In a third party beneficiary contract, two parties stipulate that performance is to be rendered to a third party. If a third party beneficiary contract contains an arbitration clause, a number of questions arise, e.g. who has the right to invoke the arbitration clause and who is under an obligation to do so. After a brief introduction to third party beneficiary contracts, this article discusses the pertinent issues on the basis of different scenarios before addressing the concern that third party beneficiary concepts could be abused as a means for unduly extending the arbitration agreement to third parties.
According to the Swiss Federal Supreme Court and the prevailing view among legal scholars, the third party beneficiary to a genuine third party beneficiary contract has a right to invoke the contract’s arbitration clause, as it is annexed to the right to demand performance as an ancillary right. In the authors’ view, one should rather examine whether it was the intention of the parties to the contract to enter into an arbitration agreement with the third party beneficiary, an intention which generally has to be affirmed.

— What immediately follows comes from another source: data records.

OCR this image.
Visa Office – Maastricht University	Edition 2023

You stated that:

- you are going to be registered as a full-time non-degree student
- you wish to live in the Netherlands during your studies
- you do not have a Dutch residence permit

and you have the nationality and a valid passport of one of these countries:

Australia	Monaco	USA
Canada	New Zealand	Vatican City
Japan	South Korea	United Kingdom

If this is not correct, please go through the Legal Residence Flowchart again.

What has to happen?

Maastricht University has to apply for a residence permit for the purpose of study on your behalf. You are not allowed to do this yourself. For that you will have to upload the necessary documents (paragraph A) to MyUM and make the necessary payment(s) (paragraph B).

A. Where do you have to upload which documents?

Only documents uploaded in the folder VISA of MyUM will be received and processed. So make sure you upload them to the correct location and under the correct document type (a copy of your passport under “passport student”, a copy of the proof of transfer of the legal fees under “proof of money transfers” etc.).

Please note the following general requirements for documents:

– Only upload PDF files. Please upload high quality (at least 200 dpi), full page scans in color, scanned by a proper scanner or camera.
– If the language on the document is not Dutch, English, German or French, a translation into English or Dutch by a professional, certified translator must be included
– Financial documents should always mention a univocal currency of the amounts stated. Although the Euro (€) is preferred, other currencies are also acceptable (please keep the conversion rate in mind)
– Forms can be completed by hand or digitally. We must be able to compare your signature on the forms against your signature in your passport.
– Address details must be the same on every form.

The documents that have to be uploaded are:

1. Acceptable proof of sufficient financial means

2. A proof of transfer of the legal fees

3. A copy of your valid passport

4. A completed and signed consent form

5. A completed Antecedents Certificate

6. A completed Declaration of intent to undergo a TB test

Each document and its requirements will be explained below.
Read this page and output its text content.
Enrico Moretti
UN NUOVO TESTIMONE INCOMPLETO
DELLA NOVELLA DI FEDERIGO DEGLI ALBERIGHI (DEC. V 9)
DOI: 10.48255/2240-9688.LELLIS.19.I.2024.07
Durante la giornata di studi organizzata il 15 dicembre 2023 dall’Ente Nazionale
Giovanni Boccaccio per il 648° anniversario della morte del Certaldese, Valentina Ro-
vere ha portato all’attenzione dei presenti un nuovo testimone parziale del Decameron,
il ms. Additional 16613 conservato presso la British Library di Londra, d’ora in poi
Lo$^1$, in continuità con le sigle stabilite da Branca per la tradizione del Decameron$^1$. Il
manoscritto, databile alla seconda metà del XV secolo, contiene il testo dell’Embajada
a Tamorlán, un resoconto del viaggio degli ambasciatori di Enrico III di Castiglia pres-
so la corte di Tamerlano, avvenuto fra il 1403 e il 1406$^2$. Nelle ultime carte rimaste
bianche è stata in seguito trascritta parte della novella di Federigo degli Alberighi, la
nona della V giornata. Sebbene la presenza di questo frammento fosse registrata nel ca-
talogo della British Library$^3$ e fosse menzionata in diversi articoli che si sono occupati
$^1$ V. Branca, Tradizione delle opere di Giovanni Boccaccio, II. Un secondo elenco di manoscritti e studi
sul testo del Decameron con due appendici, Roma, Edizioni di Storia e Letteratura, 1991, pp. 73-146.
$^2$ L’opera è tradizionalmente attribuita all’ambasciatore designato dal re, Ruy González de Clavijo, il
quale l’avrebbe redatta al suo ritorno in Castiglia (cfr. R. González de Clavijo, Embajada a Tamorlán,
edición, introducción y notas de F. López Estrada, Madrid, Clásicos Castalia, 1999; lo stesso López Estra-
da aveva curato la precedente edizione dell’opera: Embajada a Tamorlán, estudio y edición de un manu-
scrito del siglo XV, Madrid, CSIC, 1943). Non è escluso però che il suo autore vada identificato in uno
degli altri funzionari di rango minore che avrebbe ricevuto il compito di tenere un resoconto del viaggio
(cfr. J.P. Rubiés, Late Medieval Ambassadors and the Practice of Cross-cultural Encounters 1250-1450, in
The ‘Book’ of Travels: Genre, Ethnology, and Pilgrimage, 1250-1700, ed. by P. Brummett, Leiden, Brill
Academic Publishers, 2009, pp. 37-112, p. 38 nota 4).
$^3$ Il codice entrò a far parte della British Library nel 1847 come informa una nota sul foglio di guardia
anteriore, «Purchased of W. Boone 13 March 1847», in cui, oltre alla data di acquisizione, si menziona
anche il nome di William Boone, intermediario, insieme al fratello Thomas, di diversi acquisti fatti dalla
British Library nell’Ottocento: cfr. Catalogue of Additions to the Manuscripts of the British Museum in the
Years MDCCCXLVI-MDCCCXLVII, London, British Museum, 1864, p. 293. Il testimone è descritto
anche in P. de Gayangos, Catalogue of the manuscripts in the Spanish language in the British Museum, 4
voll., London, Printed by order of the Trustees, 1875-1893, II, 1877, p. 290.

A different question is whether the third party is also under an obligation to invoke the arbitration clause. The Swiss Federal Supreme Court has not yet decided this issue. In the authors’ view, such an obligation exists as a rule. Promisor and promise are free to subject the right they stipulate in favor of a third party to conditions, including the condition that the third party submit to the arbitration clause for disputes in connection with the third party beneficiary right. As a consequence, the third party can only make use of the right if it also accepts the arbitration clause.